Horse drawn wagons would come down that narrow city street and stop. Men, their mouths covered with masks, would get out and go from house to house, enter without even knocking and bring out the dead Sometimes entire families had perished, leaving not a single living soul in the residence. When the wagon became too full, they’d leave and another would continue this grisly search.

My mother’s grandmother would go to the corner grocery when she absolutely had to, her mouth covered with one of those masks everybody was using. According to what we now know, these masks were useless. Since a virus caused that particular type of the flu, which no one understood viruses back then, a mask was as useless as trying to keep a mosquito out through a chain link fence.

Philadelphia was the hardest hit city on the East Coast in that influenza epidemic. According to history, it all started somewhere in Kansas and spread worldwide, especially by the soldiers who were shipped overseas during WWI. Military hospitals here and abroad were inundated with the sick that died by the thousands. Now we’ve come a long way since my mother’s day, and mine for that matter.

I also remember how it was when my school was closed due to the polio epidemic.
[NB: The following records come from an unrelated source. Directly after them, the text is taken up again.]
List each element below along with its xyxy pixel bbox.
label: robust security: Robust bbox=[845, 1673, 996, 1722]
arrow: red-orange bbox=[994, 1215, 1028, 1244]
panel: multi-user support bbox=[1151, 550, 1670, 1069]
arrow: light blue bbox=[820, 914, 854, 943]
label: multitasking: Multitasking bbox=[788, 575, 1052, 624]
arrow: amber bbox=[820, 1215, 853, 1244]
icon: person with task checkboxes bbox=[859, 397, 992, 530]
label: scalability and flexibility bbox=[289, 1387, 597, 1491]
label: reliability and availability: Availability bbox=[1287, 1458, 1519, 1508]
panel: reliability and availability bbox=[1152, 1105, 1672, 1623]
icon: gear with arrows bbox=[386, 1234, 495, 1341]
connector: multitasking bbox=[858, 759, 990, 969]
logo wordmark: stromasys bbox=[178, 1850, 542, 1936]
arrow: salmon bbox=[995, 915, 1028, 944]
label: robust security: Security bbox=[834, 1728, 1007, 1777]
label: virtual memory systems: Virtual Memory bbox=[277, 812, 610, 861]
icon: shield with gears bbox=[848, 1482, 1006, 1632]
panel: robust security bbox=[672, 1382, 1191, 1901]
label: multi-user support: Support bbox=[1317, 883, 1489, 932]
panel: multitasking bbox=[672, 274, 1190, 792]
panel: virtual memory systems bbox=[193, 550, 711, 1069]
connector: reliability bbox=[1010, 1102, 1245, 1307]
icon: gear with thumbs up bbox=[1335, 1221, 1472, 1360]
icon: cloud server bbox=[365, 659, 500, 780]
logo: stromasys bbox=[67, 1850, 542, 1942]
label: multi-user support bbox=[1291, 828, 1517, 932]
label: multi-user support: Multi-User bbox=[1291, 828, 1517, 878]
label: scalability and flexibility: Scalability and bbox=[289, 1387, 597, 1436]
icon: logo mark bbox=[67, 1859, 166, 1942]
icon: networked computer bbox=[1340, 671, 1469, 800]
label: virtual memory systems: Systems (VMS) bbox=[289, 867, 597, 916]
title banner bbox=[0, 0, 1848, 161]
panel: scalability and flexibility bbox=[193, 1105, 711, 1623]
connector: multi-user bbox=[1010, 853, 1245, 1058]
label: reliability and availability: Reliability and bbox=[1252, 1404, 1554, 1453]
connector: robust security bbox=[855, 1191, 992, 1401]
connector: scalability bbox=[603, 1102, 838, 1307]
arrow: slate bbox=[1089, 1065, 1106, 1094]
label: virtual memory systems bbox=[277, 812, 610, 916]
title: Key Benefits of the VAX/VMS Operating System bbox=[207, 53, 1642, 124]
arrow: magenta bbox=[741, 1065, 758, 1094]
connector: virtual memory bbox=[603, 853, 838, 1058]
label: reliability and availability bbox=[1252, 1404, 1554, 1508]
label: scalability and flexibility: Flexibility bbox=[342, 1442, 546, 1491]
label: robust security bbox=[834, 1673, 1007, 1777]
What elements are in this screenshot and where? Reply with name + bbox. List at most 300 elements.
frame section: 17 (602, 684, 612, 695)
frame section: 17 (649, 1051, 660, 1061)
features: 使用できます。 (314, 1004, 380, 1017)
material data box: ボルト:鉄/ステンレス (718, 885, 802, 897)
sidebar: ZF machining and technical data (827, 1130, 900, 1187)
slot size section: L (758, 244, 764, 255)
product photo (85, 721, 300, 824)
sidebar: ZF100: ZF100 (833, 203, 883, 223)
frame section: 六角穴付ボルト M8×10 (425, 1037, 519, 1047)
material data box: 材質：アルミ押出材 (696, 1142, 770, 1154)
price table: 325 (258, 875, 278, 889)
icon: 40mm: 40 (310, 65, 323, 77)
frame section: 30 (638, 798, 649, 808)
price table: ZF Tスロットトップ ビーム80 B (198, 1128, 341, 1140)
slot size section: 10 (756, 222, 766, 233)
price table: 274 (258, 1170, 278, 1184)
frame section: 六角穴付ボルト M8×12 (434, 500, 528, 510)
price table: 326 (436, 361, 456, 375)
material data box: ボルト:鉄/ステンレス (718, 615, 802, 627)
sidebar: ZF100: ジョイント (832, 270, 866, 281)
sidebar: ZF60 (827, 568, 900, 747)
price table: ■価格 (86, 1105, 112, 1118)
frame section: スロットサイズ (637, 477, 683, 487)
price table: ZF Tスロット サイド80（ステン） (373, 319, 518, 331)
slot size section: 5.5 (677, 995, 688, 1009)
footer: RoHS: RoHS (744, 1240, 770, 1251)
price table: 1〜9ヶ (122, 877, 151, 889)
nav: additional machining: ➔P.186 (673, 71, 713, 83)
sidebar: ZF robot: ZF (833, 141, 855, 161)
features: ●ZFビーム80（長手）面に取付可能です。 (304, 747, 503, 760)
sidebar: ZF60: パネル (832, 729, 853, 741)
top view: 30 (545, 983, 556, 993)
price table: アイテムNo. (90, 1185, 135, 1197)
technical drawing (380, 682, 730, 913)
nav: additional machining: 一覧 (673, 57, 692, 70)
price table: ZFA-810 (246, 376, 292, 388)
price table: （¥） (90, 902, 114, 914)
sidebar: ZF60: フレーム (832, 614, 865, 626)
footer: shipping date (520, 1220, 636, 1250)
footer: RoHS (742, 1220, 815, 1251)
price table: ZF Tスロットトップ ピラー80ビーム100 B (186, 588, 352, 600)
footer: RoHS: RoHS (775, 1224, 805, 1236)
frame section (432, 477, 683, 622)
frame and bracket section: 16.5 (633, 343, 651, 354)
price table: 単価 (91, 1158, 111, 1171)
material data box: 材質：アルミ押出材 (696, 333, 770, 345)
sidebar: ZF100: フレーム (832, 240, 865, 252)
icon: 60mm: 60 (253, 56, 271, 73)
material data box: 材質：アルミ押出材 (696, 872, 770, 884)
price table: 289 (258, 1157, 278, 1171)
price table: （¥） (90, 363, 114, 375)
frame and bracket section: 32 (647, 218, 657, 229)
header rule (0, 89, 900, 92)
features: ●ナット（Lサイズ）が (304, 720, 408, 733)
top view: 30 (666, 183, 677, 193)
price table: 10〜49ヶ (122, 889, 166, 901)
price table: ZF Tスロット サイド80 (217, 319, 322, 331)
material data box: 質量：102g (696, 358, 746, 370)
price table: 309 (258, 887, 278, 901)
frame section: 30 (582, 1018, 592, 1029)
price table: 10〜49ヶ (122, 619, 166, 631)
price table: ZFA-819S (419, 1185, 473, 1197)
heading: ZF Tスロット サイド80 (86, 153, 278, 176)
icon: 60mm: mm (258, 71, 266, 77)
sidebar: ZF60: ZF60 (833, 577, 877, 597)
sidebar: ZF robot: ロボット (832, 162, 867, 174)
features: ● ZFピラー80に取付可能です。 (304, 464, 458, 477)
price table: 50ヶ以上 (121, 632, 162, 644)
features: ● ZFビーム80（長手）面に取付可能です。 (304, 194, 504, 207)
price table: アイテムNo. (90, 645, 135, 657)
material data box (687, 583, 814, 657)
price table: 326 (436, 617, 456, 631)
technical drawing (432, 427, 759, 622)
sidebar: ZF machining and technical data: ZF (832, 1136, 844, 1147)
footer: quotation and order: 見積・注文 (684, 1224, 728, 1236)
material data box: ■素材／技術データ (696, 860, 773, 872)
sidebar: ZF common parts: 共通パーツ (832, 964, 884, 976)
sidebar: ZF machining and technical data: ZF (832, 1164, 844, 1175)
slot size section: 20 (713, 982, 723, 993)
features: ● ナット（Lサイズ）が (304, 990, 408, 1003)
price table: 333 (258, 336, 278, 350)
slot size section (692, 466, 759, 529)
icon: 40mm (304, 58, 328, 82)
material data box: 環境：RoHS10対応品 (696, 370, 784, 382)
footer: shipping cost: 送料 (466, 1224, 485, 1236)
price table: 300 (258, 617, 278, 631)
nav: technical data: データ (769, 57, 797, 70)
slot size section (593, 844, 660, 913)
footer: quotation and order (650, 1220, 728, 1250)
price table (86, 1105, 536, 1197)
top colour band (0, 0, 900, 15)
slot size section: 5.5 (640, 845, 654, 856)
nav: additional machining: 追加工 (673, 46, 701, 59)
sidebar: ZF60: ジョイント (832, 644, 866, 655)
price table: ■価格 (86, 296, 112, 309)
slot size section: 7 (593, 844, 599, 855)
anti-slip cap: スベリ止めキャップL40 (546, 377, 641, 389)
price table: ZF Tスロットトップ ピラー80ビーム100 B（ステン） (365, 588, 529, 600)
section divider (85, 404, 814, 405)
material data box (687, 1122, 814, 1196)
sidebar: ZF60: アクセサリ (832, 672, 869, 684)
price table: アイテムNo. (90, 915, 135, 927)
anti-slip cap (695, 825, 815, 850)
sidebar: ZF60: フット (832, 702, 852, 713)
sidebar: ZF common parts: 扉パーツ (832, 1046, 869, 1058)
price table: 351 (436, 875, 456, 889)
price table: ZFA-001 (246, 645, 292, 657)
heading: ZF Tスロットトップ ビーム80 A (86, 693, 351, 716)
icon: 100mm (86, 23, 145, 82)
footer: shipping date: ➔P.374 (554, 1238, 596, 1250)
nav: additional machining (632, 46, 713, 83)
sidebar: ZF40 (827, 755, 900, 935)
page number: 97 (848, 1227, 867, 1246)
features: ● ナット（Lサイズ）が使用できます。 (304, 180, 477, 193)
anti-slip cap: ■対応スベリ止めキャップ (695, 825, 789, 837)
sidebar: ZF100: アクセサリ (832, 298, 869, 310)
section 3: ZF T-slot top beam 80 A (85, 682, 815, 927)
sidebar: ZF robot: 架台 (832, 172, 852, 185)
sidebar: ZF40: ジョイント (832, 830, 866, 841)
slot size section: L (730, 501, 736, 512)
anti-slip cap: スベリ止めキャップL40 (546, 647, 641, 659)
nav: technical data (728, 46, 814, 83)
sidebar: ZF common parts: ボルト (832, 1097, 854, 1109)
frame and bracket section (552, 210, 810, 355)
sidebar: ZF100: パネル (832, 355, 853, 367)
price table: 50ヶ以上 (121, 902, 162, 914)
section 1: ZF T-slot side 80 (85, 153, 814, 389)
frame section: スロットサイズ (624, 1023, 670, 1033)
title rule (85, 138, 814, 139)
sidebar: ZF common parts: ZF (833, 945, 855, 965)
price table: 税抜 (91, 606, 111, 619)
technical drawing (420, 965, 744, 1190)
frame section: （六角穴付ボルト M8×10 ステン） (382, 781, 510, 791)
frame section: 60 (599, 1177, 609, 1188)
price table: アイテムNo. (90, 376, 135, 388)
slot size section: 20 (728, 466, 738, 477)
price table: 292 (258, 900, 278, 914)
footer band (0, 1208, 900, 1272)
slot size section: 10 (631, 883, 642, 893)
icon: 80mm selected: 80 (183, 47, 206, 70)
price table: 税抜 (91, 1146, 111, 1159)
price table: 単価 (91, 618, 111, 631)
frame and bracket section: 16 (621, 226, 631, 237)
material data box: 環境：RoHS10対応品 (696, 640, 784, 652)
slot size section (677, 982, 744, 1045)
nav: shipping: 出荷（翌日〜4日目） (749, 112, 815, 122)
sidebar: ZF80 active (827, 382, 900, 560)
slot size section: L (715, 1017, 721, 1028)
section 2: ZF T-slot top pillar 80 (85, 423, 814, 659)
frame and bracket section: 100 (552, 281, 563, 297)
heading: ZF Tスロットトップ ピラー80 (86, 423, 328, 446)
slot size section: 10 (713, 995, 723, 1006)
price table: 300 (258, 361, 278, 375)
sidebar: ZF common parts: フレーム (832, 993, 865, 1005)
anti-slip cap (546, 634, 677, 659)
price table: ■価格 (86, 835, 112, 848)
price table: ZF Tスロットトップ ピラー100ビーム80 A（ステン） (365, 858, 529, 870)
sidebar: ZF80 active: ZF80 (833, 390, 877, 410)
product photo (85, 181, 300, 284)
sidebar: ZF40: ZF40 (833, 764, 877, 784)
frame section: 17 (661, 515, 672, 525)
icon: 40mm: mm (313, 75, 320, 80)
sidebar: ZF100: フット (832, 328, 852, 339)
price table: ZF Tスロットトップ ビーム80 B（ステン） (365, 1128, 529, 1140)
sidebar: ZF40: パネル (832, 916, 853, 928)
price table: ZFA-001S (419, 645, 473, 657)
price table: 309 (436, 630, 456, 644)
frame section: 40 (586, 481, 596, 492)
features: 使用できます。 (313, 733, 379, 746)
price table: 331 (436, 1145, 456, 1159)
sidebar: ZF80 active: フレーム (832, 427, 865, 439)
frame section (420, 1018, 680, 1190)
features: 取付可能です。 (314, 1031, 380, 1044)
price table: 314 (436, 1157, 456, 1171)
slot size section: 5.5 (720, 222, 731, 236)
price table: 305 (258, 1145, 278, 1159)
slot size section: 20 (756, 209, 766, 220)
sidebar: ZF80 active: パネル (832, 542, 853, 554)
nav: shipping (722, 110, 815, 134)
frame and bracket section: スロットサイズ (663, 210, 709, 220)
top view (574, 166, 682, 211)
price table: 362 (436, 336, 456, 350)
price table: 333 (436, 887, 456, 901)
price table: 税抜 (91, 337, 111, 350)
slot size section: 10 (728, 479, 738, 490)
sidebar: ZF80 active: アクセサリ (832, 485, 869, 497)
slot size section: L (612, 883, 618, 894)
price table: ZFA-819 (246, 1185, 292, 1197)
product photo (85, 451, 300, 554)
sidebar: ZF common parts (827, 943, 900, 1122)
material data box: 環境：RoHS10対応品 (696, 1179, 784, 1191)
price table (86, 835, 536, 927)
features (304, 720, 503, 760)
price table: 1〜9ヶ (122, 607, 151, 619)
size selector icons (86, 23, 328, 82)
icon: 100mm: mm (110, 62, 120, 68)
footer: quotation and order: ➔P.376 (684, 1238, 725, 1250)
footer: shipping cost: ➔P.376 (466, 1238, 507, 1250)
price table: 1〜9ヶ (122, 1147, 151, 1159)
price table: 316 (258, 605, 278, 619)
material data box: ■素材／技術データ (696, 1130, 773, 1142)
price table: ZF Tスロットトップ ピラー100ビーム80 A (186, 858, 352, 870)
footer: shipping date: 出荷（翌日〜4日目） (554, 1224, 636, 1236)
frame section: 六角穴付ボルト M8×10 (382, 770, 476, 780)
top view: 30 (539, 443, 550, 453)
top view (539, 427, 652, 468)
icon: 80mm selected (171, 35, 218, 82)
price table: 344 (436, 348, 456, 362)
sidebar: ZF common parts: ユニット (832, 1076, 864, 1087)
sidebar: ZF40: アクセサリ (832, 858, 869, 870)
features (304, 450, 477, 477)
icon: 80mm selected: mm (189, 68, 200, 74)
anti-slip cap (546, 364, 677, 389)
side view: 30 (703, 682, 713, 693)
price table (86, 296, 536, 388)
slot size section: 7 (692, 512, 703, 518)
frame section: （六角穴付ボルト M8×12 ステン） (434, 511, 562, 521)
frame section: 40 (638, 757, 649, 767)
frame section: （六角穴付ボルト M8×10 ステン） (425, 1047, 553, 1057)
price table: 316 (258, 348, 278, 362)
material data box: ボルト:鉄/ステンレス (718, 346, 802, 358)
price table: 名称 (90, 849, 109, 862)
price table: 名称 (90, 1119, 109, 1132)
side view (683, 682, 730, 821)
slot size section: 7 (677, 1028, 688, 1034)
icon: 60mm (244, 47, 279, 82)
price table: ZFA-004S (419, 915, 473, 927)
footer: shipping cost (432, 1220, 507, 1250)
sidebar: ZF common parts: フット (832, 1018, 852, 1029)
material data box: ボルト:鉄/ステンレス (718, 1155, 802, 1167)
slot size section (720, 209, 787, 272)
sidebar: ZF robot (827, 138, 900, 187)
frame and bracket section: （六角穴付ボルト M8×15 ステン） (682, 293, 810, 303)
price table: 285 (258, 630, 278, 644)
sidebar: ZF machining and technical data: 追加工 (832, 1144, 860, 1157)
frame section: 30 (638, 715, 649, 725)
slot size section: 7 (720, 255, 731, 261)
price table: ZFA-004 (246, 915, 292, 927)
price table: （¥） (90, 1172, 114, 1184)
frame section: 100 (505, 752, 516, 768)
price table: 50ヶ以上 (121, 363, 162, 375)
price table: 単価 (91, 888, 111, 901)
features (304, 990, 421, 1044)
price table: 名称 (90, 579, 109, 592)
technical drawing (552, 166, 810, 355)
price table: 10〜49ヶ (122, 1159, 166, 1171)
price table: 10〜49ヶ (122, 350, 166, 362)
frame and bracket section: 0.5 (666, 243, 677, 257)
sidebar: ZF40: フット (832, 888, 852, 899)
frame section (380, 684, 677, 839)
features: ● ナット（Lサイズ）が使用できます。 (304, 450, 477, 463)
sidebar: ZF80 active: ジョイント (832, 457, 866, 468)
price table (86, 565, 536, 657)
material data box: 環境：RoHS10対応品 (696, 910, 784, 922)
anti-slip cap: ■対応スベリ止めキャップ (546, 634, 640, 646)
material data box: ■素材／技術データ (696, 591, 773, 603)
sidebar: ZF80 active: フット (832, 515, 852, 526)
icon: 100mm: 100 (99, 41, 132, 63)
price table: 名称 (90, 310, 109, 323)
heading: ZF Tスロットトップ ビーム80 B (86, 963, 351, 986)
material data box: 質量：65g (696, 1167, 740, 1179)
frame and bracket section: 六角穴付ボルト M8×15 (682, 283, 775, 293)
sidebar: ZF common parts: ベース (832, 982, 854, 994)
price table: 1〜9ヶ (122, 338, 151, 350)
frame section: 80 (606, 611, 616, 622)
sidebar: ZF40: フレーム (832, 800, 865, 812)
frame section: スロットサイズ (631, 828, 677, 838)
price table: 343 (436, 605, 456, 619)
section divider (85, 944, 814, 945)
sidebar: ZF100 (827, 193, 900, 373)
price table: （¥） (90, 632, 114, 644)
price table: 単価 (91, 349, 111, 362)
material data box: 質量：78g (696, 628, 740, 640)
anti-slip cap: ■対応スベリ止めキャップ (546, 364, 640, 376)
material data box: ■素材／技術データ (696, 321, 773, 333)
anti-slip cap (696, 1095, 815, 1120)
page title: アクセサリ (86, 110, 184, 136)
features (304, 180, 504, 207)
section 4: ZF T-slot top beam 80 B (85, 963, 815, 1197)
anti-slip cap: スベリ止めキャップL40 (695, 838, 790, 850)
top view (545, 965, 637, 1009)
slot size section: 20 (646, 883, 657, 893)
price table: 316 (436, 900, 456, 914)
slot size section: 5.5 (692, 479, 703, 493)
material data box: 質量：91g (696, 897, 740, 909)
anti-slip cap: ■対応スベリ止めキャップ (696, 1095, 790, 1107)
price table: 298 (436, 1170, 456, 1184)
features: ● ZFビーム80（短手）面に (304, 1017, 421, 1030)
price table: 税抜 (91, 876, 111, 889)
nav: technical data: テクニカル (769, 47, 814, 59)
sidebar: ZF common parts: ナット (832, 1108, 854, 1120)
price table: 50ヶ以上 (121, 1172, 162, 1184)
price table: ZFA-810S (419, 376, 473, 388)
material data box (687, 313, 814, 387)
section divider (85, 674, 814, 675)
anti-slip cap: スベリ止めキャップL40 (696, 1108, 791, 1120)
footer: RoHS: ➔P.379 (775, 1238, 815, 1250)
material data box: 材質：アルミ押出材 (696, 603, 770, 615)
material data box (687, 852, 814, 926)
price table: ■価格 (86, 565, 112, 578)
My sister and I weren’t allowed out of the house. When school reopened, many classmates were missing, others returned using canes and crutches. It was because of this that Franklin D. Roosevelt began the March of Dimes to fight this dreaded disease, now almost extinct.

While scientists and doctors have found ways to handle some terrible diseases; like smallpox, chickenpox measles, influenza, polio and others, the fight continues to find a cure for others like cancer, AIDS and heart disease. .

We’ve made wonderful strides in the fight against diseases. I keep thinking about what my mother thought while watching the dead being taken from their homes.

When it comes my turn to get a flu shot, I really don’t mind a bit.